Consultancy Wood Mackenzie (Woodmac) said the transaction was the biggest North Sea-weighted deal since Statoil merged with Norsk Hydro in 2006.
Valentina Kretzschmar, director, corporate service at Woodmac, said the acquisition created plenty of opportunities for reducing costs and adding value.
Ms Kretzschmar said: “For Total, the deal is first and foremost about consolidation in the North Sea. Cost synergies should add value, with the North Sea a key area of overlap. The deal will also reduce Total’s weighting towards areas of high above ground risk.”

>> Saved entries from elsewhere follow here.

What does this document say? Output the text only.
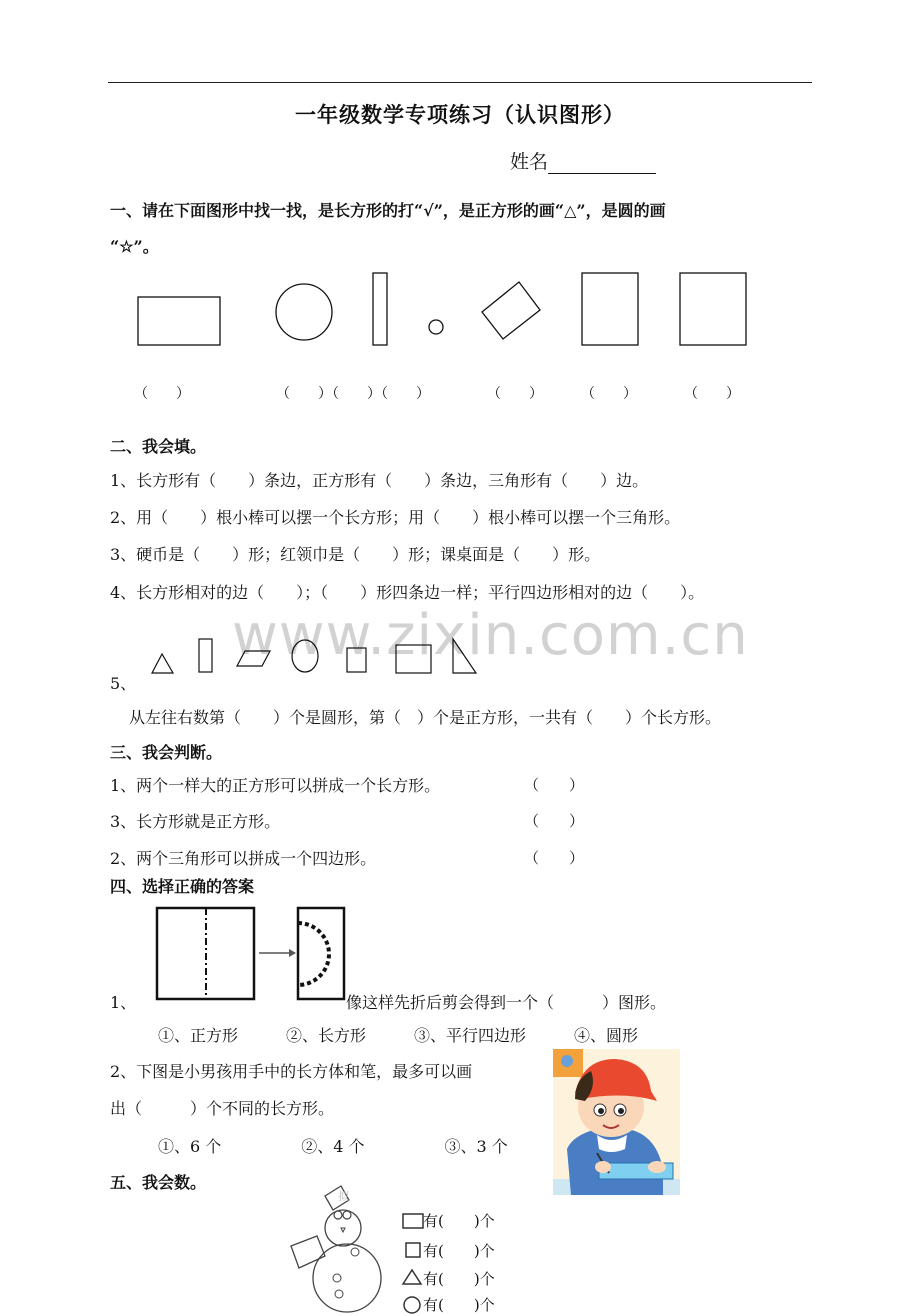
一年级数学专项练习（认识图形）
姓名
一、请在下面图形中找一找，是长方形的打“√”，是正方形的画“△”，是圆的画
“☆”。
（　　）	（　　）（　　）（　　）	（　　）	（　　）	（　　）
二、我会填。
1、长方形有（　　）条边，正方形有（　　）条边，三角形有（　　）边。
2、用（　　）根小棒可以摆一个长方形；用（　　）根小棒可以摆一个三角形。
3、硬币是（　　）形；红领巾是（　　）形；课桌面是（　　）形。
4、长方形相对的边（　　）；（　　）形四条边一样；平行四边形相对的边（　　）。
www.zixin.com.cn
5、
从左往右数第（　　）个是圆形，第（　）个是正方形，一共有（　　）个长方形。
三、我会判断。
1、两个一样大的正方形可以拼成一个长方形。	（　　）
3、长方形就是正方形。	（　　）
2、两个三角形可以拼成一个四边形。	（　　）
四、选择正确的答案
1、	像这样先折后剪会得到一个（　　　）图形。
①、正方形　　　②、长方形　　　③、平行四边形　　　④、圆形
2、下图是小男孩用手中的长方体和笔，最多可以画
出（　　　）个不同的长方形。
①、6 个　　　　　②、4 个　　　　　③、3 个
五、我会数。
拟
有(　　)个
有(　　)个
有(　　)个
有(　　)个
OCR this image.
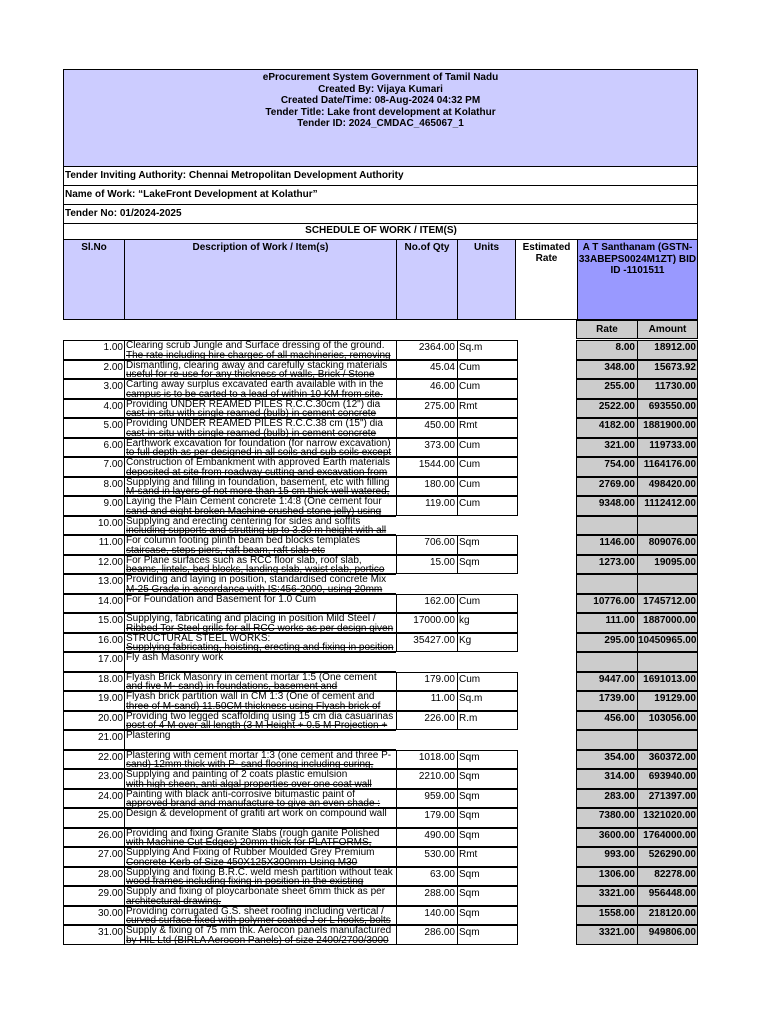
eProcurement System Government of Tamil Nadu
Created By: Vijaya Kumari
Created Date/Time: 08-Aug-2024 04:32 PM
Tender Title: Lake front development at Kolathur
Tender ID: 2024_CMDAC_465067_1
Tender Inviting Authority: Chennai Metropolitan Development Authority
Name of Work: “LakeFront Development at Kolathur”
Tender No: 01/2024-2025
SCHEDULE OF WORK / ITEM(S)
Sl.No	Description of Work / Item(s)	No.of Qty	Units	Estimated Rate
A T Santhanam (GSTN-33ABEPS0024M1ZT) BID ID -1101511
Rate	Amount
1.00 Clearing scrub Jungle and Surface dressing of the ground.
The rate including hire charges of all machineries, removing
2364.00 Sq.m	8.00	18912.00
2.00 Dismantling, clearing away and carefully stacking materials
useful for re-use for any thickness of walls, Brick / Stone
45.04 Cum	348.00	15673.92
3.00 Carting away surplus excavated earth available with in the
campus is to be carted to a lead of within 10 KM from site.
46.00 Cum	255.00	11730.00
4.00 Providing UNDER REAMED PILES R.C.C.30cm (12") dia
cast-in-situ with single reamed (bulb) in cement concrete
275.00 Rmt	2522.00	693550.00
5.00 Providing UNDER REAMED PILES R.C.C.38 cm (15") dia
cast-in-situ with single reamed (bulb) in cement concrete
450.00 Rmt	4182.00 1881900.00
6.00 Earthwork excavation for foundation (for narrow excavation)
to full depth as per designed in all soils and sub soils except
373.00 Cum	321.00	119733.00
7.00 Construction of Embankment with approved Earth materials
deposited at site from roadway cutting and excavation from
1544.00 Cum	754.00 1164176.00
8.00 Supplying and filling in foundation, basement, etc with filling
M-sand in layers of not more than 15 cm thick well watered,
180.00 Cum	2769.00	498420.00
9.00 Laying the Plain Cement concrete 1:4:8 (One cement four
sand and eight broken Machine crushed stone jelly) using
119.00 Cum	9348.00 1112412.00
10.00 Supplying and erecting centering for sides and soffits
including supports and strutting up to 3.30 m height with all
11.00 For column footing plinth beam bed blocks templates
staircase, steps piers, raft beam, raft slab etc
706.00 Sqm	1146.00	809076.00
12.00 For Plane surfaces such as RCC floor slab, roof slab,
beams, lintels, bed blocks, landing slab, waist slab, portico
15.00 Sqm	1273.00	19095.00
13.00 Providing and laying in position, standardised concrete Mix
M-25 Grade in accordance with IS:456-2000, using 20mm
14.00 For Foundation and Basement for 1.0 Cum	162.00 Cum	10776.00 1745712.00
15.00 Supplying, fabricating and placing in position Mild Steel /
Ribbed Tor Steel grills for all RCC works as per design given
17000.00 kg	111.00 1887000.00
16.00 STRUCTURAL STEEL WORKS:
Supplying fabricating, hoisting, erecting and fixing in position
35427.00 Kg	295.00 10450965.00
17.00 Fly ash Masonry work
18.00 Flyash Brick Masonry in cement mortar 1:5 (One cement
and five M- sand) in foundations, basement and
179.00 Cum	9447.00 1691013.00
19.00 Flyash brick partition wall in CM 1:3 (One of cement and
three of M-sand) 11.50CM thickness using Flyash brick of
11.00 Sq.m	1739.00	19129.00
20.00 Providing two legged scaffolding using 15 cm dia casuarinas
post of 4 M over all length (3 M Height + 0.5 M Projection +
226.00 R.m	456.00	103056.00
21.00 Plastering
22.00 Plastering with cement mortar 1:3 (one cement and three P-
sand) 12mm thick with P- sand flooring including curing,
1018.00 Sqm	354.00	360372.00
23.00 Supplying and painting of 2 coats plastic emulsion
with high sheen, anti algal properties over one coat wall
2210.00 Sqm	314.00	693940.00
24.00 Painting with black anti-corrosive bitumastic paint of
approved brand and manufacture to give an even shade :
959.00 Sqm	283.00	271397.00
25.00 Design & development of grafiti art work on compound wall	179.00 Sqm	7380.00 1321020.00
26.00 Providing and fixing Granite Slabs (rough ganite Polished
with Machine Cut Edges) 20mm thick for PLATFORMS,
490.00 Sqm	3600.00 1764000.00
27.00 Supplying And Fixing of Rubber Moulded Grey Premium
Concrete Kerb of Size 450X125X300mm Using M30
530.00 Rmt	993.00	526290.00
28.00 Supplying and fixing B.R.C. weld mesh partition without teak
wood frames including fixing in position in the existing
63.00 Sqm	1306.00	82278.00
29.00 Supply and fixing of ploycarbonate sheet 6mm thick as per
architectural drawing.
288.00 Sqm	3321.00	956448.00
30.00 Providing corrugated G.S. sheet roofing including vertical /
curved surface fixed with polymer coated J or L hooks, bolts
140.00 Sqm	1558.00	218120.00
31.00 Supply & fixing of 75 mm thk. Aerocon panels manufactured
by HIL Ltd (BIRLA Aerocon Panels) of size 2400/2700/3000
286.00 Sqm	3321.00	949806.00
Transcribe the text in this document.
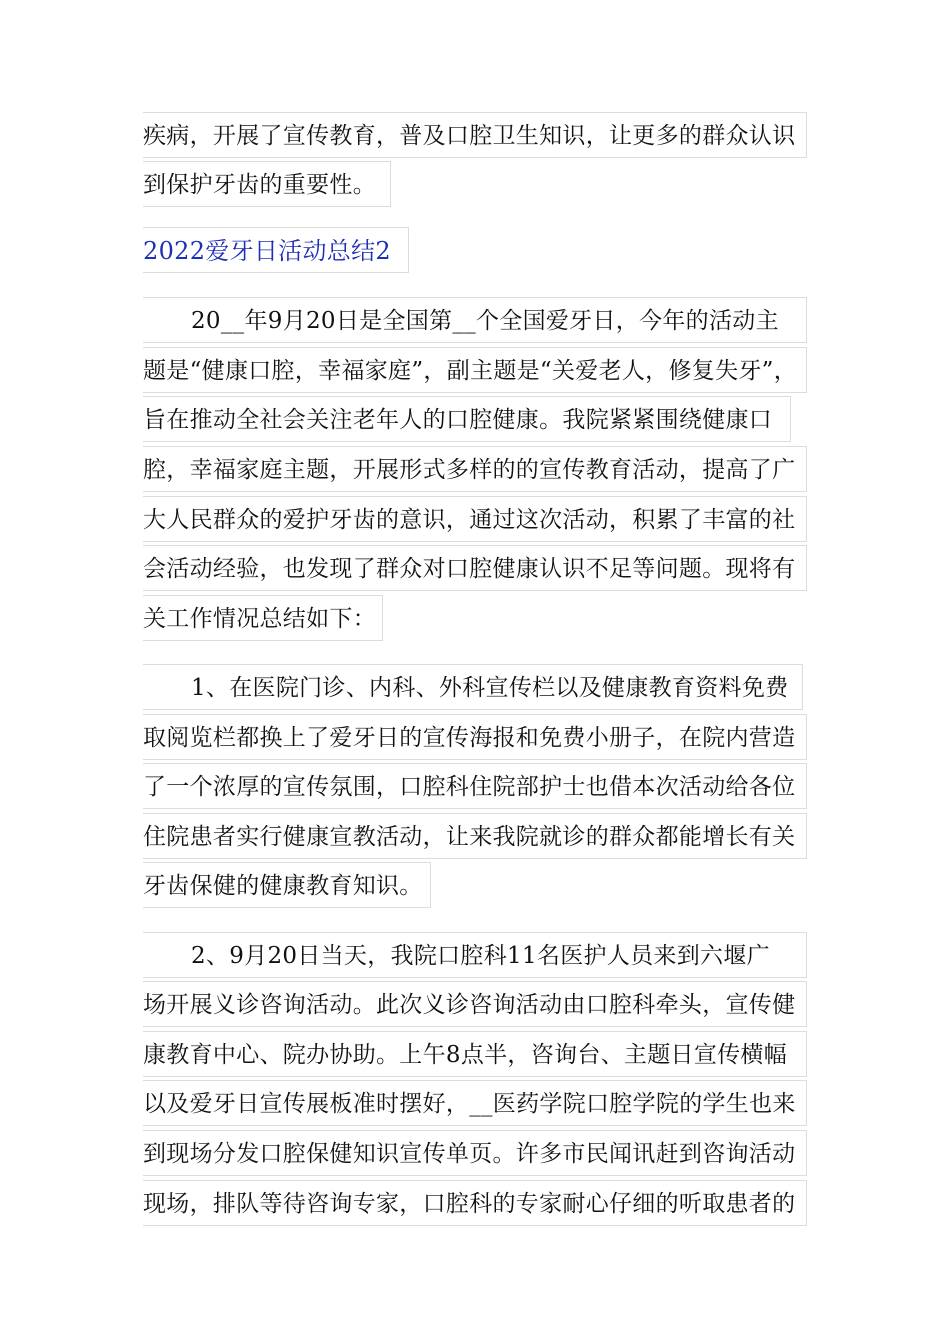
疾病，开展了宣传教育，普及口腔卫生知识，让更多的群众认识
到保护牙齿的重要性。
2022爱牙日活动总结2
20__年9月20日是全国第__个全国爱牙日，今年的活动主
题是“健康口腔，幸福家庭”，副主题是“关爱老人，修复失牙”，
旨在推动全社会关注老年人的口腔健康。我院紧紧围绕健康口
腔，幸福家庭主题，开展形式多样的的宣传教育活动，提高了广
大人民群众的爱护牙齿的意识，通过这次活动，积累了丰富的社
会活动经验，也发现了群众对口腔健康认识不足等问题。现将有
关工作情况总结如下：
1、在医院门诊、内科、外科宣传栏以及健康教育资料免费
取阅览栏都换上了爱牙日的宣传海报和免费小册子，在院内营造
了一个浓厚的宣传氛围，口腔科住院部护士也借本次活动给各位
住院患者实行健康宣教活动，让来我院就诊的群众都能增长有关
牙齿保健的健康教育知识。
2、9月20日当天，我院口腔科11名医护人员来到六堰广
场开展义诊咨询活动。此次义诊咨询活动由口腔科牵头，宣传健
康教育中心、院办协助。上午8点半，咨询台、主题日宣传横幅
以及爱牙日宣传展板准时摆好，__医药学院口腔学院的学生也来
到现场分发口腔保健知识宣传单页。许多市民闻讯赶到咨询活动
现场，排队等待咨询专家，口腔科的专家耐心仔细的听取患者的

She added: “There are a number of strategic drivers at play here. The acquisition improves Total’s near-term growth outlook – it provides Total with an immediate 6% production increase and strengthen near-term growth.
“It will further shift Total’s weighting towards OECD regions, a core strategic driver for the company as it looks to balance the portfolio away from areas of high above ground risk.”
The purchase also strengthens Total’s North Sea exposure. It gains access to the prized Johan Sverdrup discovery and the UK’s largest gas development, Culzean, 49.99%-owned by Maersk Oil. Both are currently under development and are expected to come on stream towards 2020.
Furthermore, the deal bolsters Total’s position in the Middle East and Africa.
“Total is acquiring a deep specialist in unlocking complex reservoirs and boosting recovery factors through enhanced oil recovery techniques,” Ms Kretzschmar said. “Undoubtedly, there will be synergies across technology and mature reservoir expertise, in particular in Qatar and Iran.
“Total took operatorship of the large Al Shaheen oil field in Qatar last month and will be looking to leverage Maersk’s intimate knowledge of the asset.
“In addition, Total will acquire legacy oil production in Algeria to help support its existing gas-led growth strategy in the country. It will also gain a foothold in the Kenyan upstream sector with exposure to longer-term oil opportunities.”